Kristen Ortwerth-Jewell: I think lifecycle might be a more appropriate term across the board, given that any lead or account could go dormant and cycle back to life at any point between lead identification/acquisition and close of sale.

SocialAgenda Media: What comes after the funnel? What analogy is appropriate for the personalized, sustained engagement customers now demand for retention and repeat sales? 

Cezar Kolodziej: Even after the initial purchase decision, the conversation with the brand never stops and it can be argued that we end up in a circular conversation with the customer to get them back to purchase. The fundamental factor is continuous engagement and ensuring the message is being delivered consistently across touch points.

Stephen Debruyn: Possibly an ‘engagement ladder’ that visualizes the degree of engagement.  Buyers can simply be repeat buyers or they can turn into evangelists for a company’s products and services, a much more active role.  I have created a ‘social media engagement ladder’ that visualizes the engagement steps and the associated measurement metrics or KPIs.

Kristen Ortwerth-Jewell: I don’t really believe there is such a thing as “after the funnel.” A signed contract means only one thing: as the incumbent, the relationship you have built with your customer gives you a slight edge over the competition when that contract expires. In most cases, this means they just cycle back to the top of the funnel as a better-informed prospect. When the buy cycle starts over again, you’re still providing the thought leadership materials and market awareness materials that won them over the first time.

Cindy Sterling: Once we bring on board a new client we immediately engage in training and ramping of skills.  In certain situations, we have professional services engaging with the clients and of course we have 24hr business day support.

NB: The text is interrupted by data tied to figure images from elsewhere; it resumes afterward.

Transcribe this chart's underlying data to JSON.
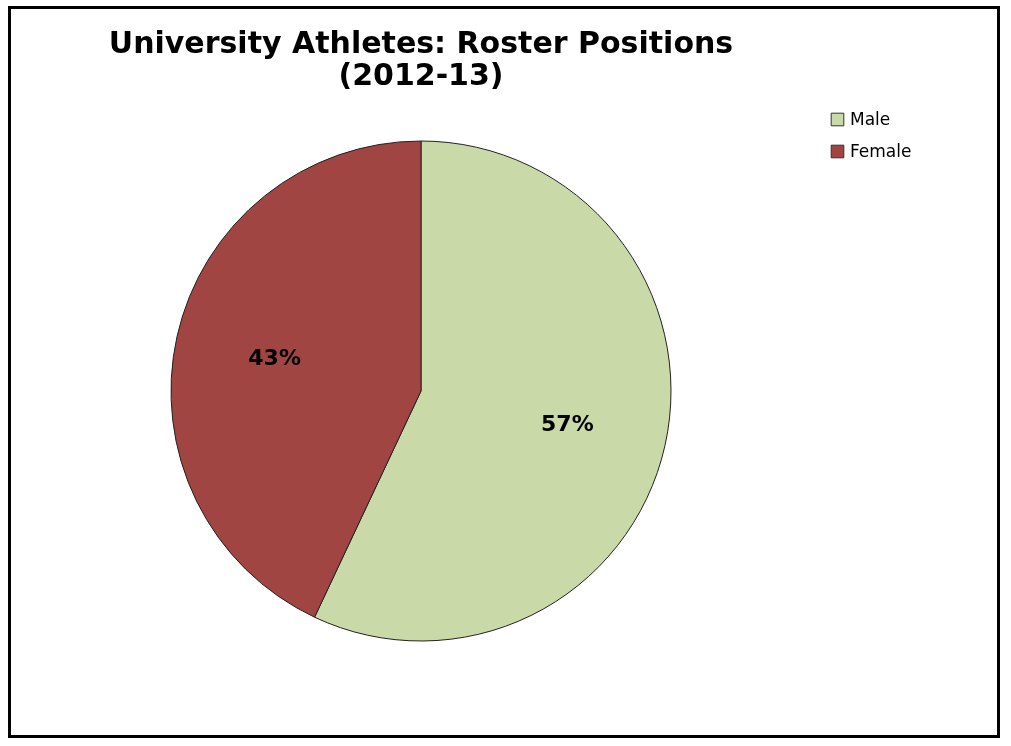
{
  "chart_data": {
    "type": "pie",
    "title": "University Athletes: Roster Positions\n(2012-13)",
    "categories": [
      "Male",
      "Female"
    ],
    "values": [
      57,
      43
    ],
    "colors": [
      "#c9d9a7",
      "#a04542"
    ],
    "value_labels": [
      "57%",
      "43%"
    ],
    "legend": "right"
  }
}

Scott Hirsch: I like to use a concierge analogy, where the company becomes a facilitator (rather than the source) of relevant information and services for their customers. Think about it… a hotel concierge doesn’t really provide services, but they do make your life a lot easier and your stay at the hotel more satisfying by recommending a great restaurant or coordinating that special tour of the city. B2B marketing has already started to adopt this principle with the rise of content marketing … marketing campaigns that are designed to educate and illuminate, rather than to sell. Similarly, a consultative sales approach that keeps the customer business need front and center is also like a concierge service.

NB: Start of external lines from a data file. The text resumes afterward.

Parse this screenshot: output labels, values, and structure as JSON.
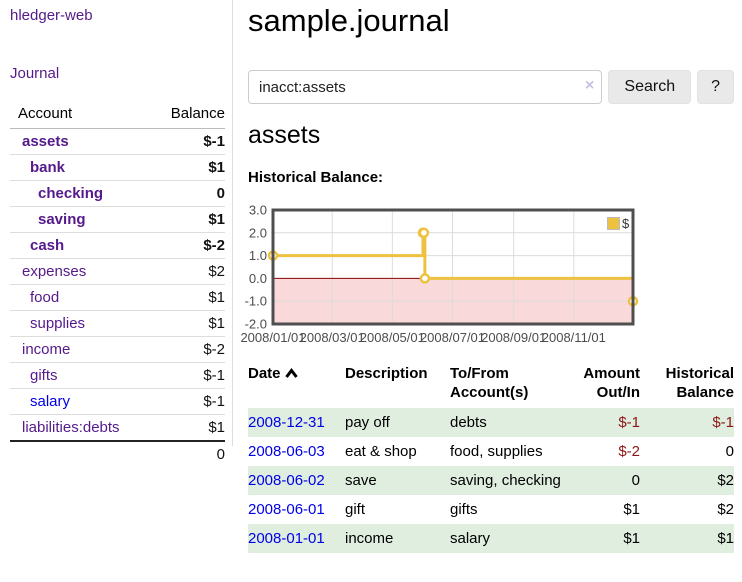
{
  "app": {
    "title": "hledger-web"
  },
  "sidebar": {
    "journal_link": "Journal",
    "accounts": {
      "headers": {
        "account": "Account",
        "balance": "Balance"
      },
      "rows": [
        {
          "name": "assets",
          "balance": "$-1"
        },
        {
          "name": "bank",
          "balance": "$1"
        },
        {
          "name": "checking",
          "balance": "0"
        },
        {
          "name": "saving",
          "balance": "$1"
        },
        {
          "name": "cash",
          "balance": "$-2"
        },
        {
          "name": "expenses",
          "balance": "$2"
        },
        {
          "name": "food",
          "balance": "$1"
        },
        {
          "name": "supplies",
          "balance": "$1"
        },
        {
          "name": "income",
          "balance": "$-2"
        },
        {
          "name": "gifts",
          "balance": "$-1"
        },
        {
          "name": "salary",
          "balance": "$-1"
        },
        {
          "name": "liabilities:debts",
          "balance": "$1"
        }
      ],
      "total": "0"
    }
  },
  "main": {
    "title": "sample.journal",
    "search": {
      "value": "inacct:assets",
      "clear": "×",
      "button": "Search",
      "help": "?"
    },
    "account_heading": "assets",
    "chart_label": "Historical Balance:"
  },
  "chart_data": {
    "type": "line",
    "title": "Historical Balance",
    "step": true,
    "x_range": [
      "2008-01-01",
      "2008-12-31"
    ],
    "ylim": [
      -2,
      3
    ],
    "yticks": [
      3.0,
      2.0,
      1.0,
      0.0,
      -1.0,
      -2.0
    ],
    "xticks": [
      "2008/01/01",
      "2008/03/01",
      "2008/05/01",
      "2008/07/01",
      "2008/09/01",
      "2008/11/01"
    ],
    "series": [
      {
        "name": "$",
        "color": "#edc240",
        "points": [
          [
            "2008-01-01",
            1
          ],
          [
            "2008-06-01",
            2
          ],
          [
            "2008-06-02",
            2
          ],
          [
            "2008-06-03",
            0
          ],
          [
            "2008-12-31",
            -1
          ]
        ]
      }
    ],
    "legend_position": "top-right",
    "grid": true,
    "grid_color": "#dcdcdc",
    "border_color": "#4f4f4f",
    "tick_color": "#4c4c4c",
    "negative_region_color": "#f9d9d9",
    "zero_line_color": "#8b0000"
  },
  "transactions": {
    "headers": {
      "date": "Date",
      "description": "Description",
      "accounts": "To/From Account(s)",
      "amount": "Amount Out/In",
      "balance": "Historical Balance"
    },
    "rows": [
      {
        "date": "2008-12-31",
        "description": "pay off",
        "accounts": "debts",
        "amount": "$-1",
        "balance": "$-1"
      },
      {
        "date": "2008-06-03",
        "description": "eat & shop",
        "accounts": "food, supplies",
        "amount": "$-2",
        "balance": "0"
      },
      {
        "date": "2008-06-02",
        "description": "save",
        "accounts": "saving, checking",
        "amount": "0",
        "balance": "$2"
      },
      {
        "date": "2008-06-01",
        "description": "gift",
        "accounts": "gifts",
        "amount": "$1",
        "balance": "$2"
      },
      {
        "date": "2008-01-01",
        "description": "income",
        "accounts": "salary",
        "amount": "$1",
        "balance": "$1"
      }
    ]
  },
  "colors": {
    "link_purple": "#551a8b",
    "link_blue": "#0000e6",
    "negative_strong": "#991717",
    "negative_dim": "#bb7272",
    "negative_table": "#8e1616",
    "row_green": "#e0eee0",
    "series_gold": "#edc240",
    "button_bg": "#e9e9e9"
  }
}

Barbara Pilliod: I still think Touch Points is the answer – every customer should have a set number during the year to ensure we meet expectations.

Glen Caruso: After the sale, try to bring to the customer periodic offerings from your company that make sense given their goals… as well as general information that will help them look smart.  Bring them articles and thoughts about things that in NO WAY benefit your company. Have you ever received a card or letter in the mail from a friend with a funny cartoon in it?  Or a clipping from a newspaper with a relevant article that relates to something you talked about a month prior?  It’s the same thing with our business.  Everyone likes to feel as if they are being heard and thought about.  And they like it when it seems like it comes from a selfless perspective.  Someone thought about ME and what’s important to ME and sent me something out of the goodness of their heart that makes ME feel better.